Passbook becomes Wallet
Apple's Passbook app, the main use of which for frequent travellers is as a place to store electronic boarding passes, as well as other loyalty cards and tickets, will be replaced with the Wallet app within iOS 9. The existing functionality is largely unchanged, but there will be a significant addition: Wallet will also be the home of Apple Pay, the company's electronic payment system, which allows you to buy high-street goods and services by tapping your phone against a sensor at the till. Wallet will allow you to store several debit and credit cards – for example, different cards for business and personal expenses – and select which one you wish to use to complete each transaction.

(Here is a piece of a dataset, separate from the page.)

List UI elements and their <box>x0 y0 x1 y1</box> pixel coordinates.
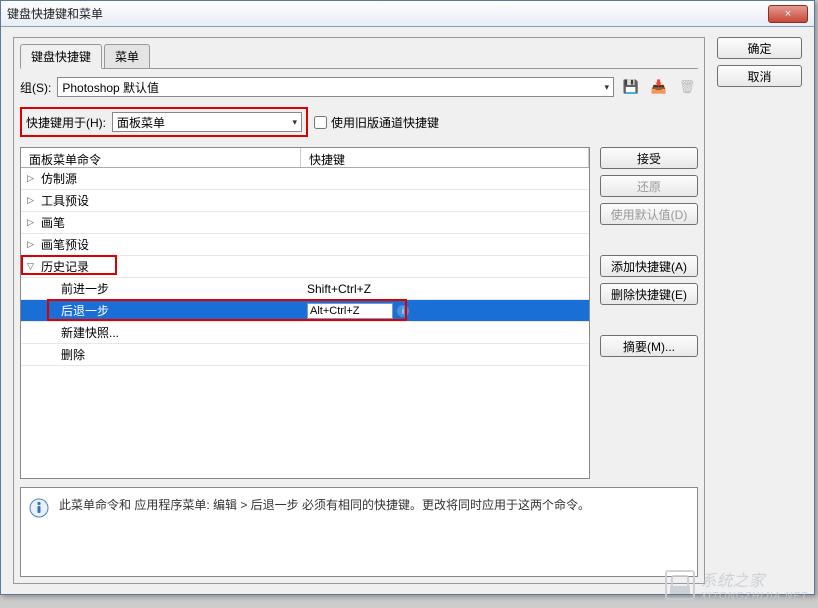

iOS 9 will also been pushed to the iPad, on which it will enable some potentially significant productivity gains. As well as improvements to the mapping app, it will also enable split screen multi-tasking, allowing you to run more than one app at once and switch seamlessly between the two in a range of different ways. The most obvious multi-tasking mode is Split View, in which each app takes up half the screen, but there are two other modes too: Slide Over and Picture-in-Picture. The former enables you to pin one app to the right-hand side of the screen as a sort of toolbar, while the latter lets you hold a FaceTime conversation while keeping another app running in the background – handy for keeping track of data or other prompts while on a conference call. The new operating system will also introduce a new keypad for the iPhone, designed to make long-form text input more efficient.
New QuickType shortcuts
The iPad version of iOS 9 also introduces a range of keyboard shortcuts, which for some users could make Apple's tablet a viable alternative to a laptop. One small but useful addition is a set of shortcut buttons for copying and pasting text, but the more significant feature is the iPad's new trackpad mode. If you place two fingers on the keyboard, it will start to behave like a laptop trackpad, letting you control the cursor with your fingertips. "This allows you to move the cursor around in a way that feels natural from years of experience with a computer," says TechCrunch, "when cursor movements on the iPad used to be truly painful." You will also be able to use conventional shortcuts if you're typing on an external plug-in keyboard.